Regardless of how they feel about the Gaza bombing, many analysts agree that incidents of physical, violent retaliation against hackers are all but inevitable as modern warfare continues to evolve. But the IDF’s actions don’t seem to set a strong precedent on their own, especially for countries that aren’t actively at war.
“Most important in this case is that there was an existing armed conflict ongoing,” says Lukasz Olejnik, an independent cybersecurity adviser and research associate at the University of Oxford’s Center for Technology and Global Affairs. “It’s an unprecedented event that will be important in the history of cyberconflict. But it is not crossing the line. The fact that combatants can become targets is not exactly surprising. And as more and more countries treat cyberspace as a domain of warfare, you would have to arrive at this point sooner or later.”
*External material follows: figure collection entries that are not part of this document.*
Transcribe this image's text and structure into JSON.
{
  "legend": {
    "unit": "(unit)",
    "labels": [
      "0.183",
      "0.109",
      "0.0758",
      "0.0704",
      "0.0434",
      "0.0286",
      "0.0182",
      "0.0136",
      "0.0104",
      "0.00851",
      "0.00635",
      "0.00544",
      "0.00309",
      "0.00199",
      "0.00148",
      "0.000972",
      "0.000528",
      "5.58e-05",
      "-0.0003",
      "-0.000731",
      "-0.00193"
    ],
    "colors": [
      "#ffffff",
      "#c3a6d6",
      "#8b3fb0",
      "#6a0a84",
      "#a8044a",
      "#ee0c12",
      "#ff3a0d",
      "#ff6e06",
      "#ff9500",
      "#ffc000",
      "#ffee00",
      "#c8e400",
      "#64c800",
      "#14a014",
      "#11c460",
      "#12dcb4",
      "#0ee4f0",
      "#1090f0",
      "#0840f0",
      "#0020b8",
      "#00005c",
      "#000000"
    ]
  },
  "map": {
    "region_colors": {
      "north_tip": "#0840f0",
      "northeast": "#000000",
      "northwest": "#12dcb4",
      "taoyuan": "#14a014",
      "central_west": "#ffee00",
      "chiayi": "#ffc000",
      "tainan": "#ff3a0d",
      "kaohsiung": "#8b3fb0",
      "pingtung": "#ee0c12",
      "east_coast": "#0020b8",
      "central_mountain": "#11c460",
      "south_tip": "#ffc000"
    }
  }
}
Still, nation state cyberattacks happen all the time between countries without missiles coming into play. In addition to antagonizing its neighbors in Ukraine and elsewhere, Russia has targeted the US electoral system and critical infrastructure. Israel and the US famously developed the sophisticated, destructive malware known as Stuxnet to sabotage Iranian nuclear centrifuges. And China is known to be engaged in a years-long espionage campaign targeting countless governments and corporations around the world to steal intellectual property, consumer data, and government records. So far, nations not at war have largely dealt with these types of activities through diplomatic negotiations, economic sanctions, and indictments to avoid escalating tensions into the physical realm.
Observers note, too, that it’s possible the hacker-targeting line was crossed long ago by an actor who was less interested in bragging about it. “When we really dive into the history, will we find that this was actually the first?” Columbia’s Healey says of the IDF strike on Hamas. “It might come out that the US or some other country has done a kinetic strike or a soft raid, but this was certainly the first one that was advertised. What it comes down to is if you’re attacking another country more is going to be fair game. When you’re at war, you’re at war.”